With all the talk about "pilot-itus" in mobile health (too many pilots, not enough deals), here's a bright spot: The US Army and Diversinet's relationship transitioned from pilot to the real deal this week.
After a one-year, small scale pilot of the mobile-phone enabled health app mCare, the US Army has inked a five-year deal with Diversinet to leverage the company's MobiSecure Health platform to continue to power the app for "wounded warriors" on a larger scale. The Army plans to role out mCare to 10,000 soldiers.
The deal specifically sees the Army using Diversinet's MobiSecure Wallet and Vault, a downloadable mobile application that offers secure two-way communication so that personal information can be safely stored and accessed on mobile devices. The other Diversinet technology the Army is licensing is MobiSecure SMS, which offers two-way text-based messaging on mobile devices for soldiers with limited cell-phone resources or no data plans.

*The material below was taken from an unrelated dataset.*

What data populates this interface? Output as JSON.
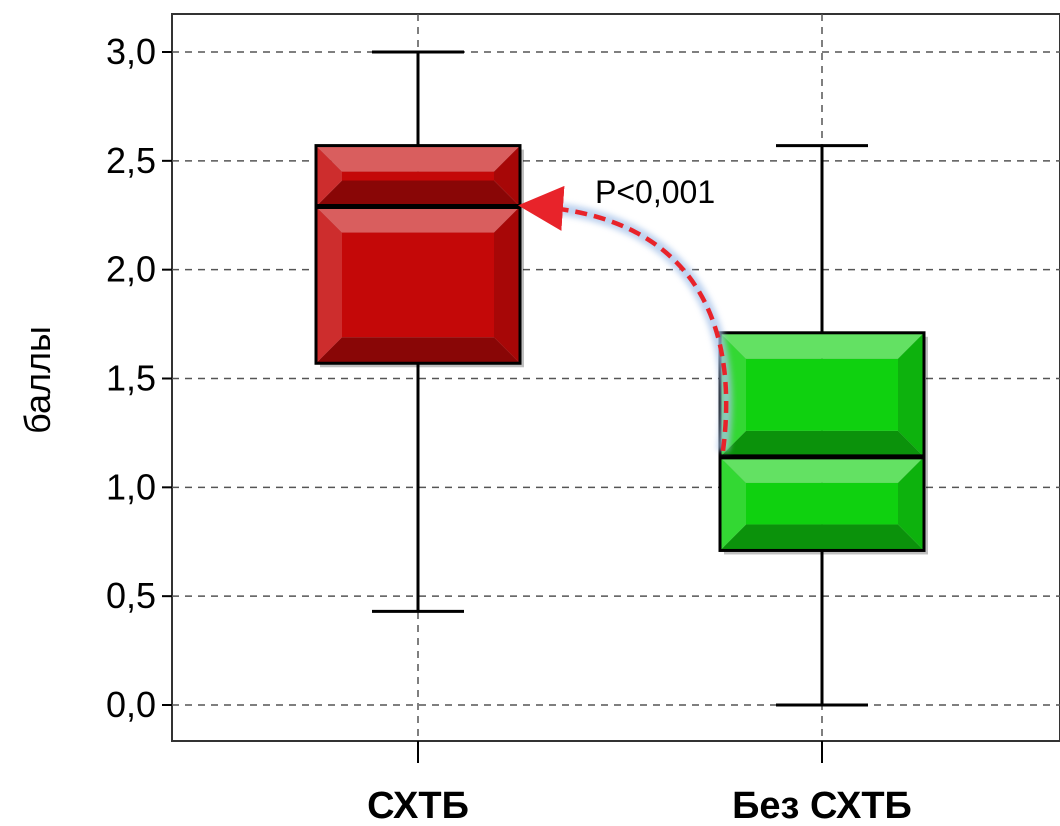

mCare is designed to work on more than 270 different mobile devices and across major mobile carriers in the US so that there is little chance potential users of the app have to switch devices or providers.

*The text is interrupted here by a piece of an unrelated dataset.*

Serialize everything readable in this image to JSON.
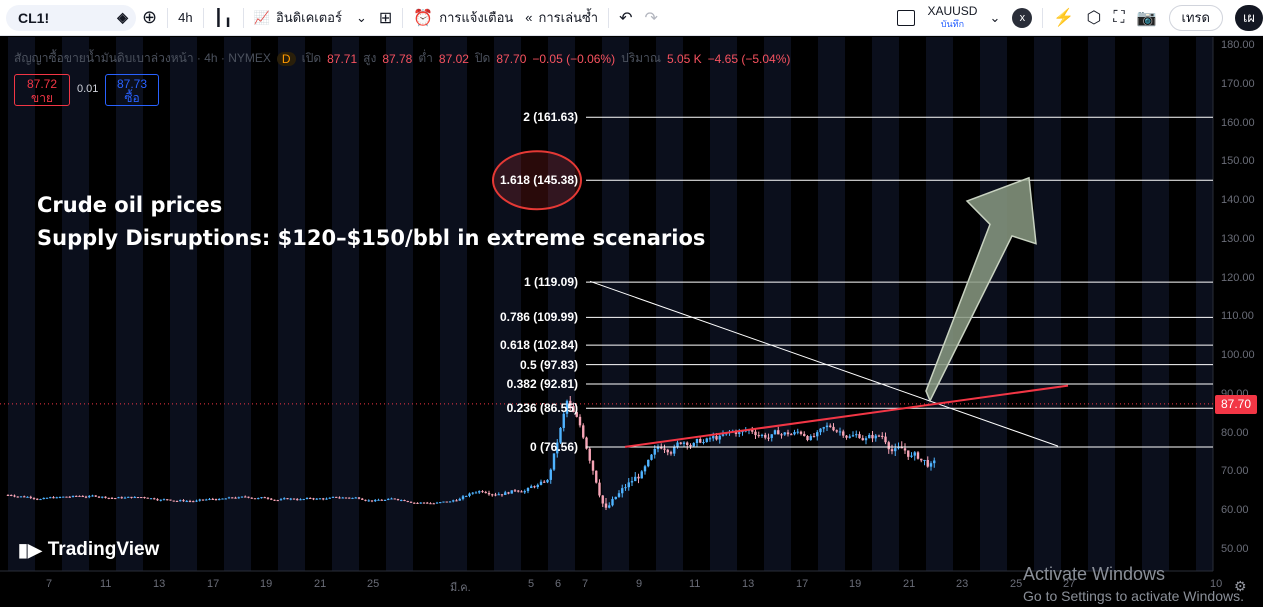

“The mobile healthcare communications solution that the US Army has engaged us to provide is critically important to our wounded returning soldiers,” Mark Trigsted, Diversinet’s executive vice president of healthcare, stated in a press release. “This new contract directly with the Army is a clear validation of our MobiSecure Health platform.”
Diversinet originally began the pilot of mCare with the US Army along with its healthcare partner AllOne Mobile, which officially began to wind down its operations in January 2010 and came to a settlement with Diversinet after a multi-month legal imbroglio over settlement fees.
Besides the US Army deal announced this week, Diversinet inked a big deal with insurance provider HealthPartners to provide secure mobile applications for its 1.3 million members. HealthPartners plans to launch apps that enable subscribers communicate with their care managers via secure, two-way messaging on a range of smartphones, including Apple iPhone, Google Android, RIM BlackBerry, Windows Mobile, Symbian and Palm devices. In July when the deal was announced, HealthPartners said it planned to launch the suite of apps by year-end.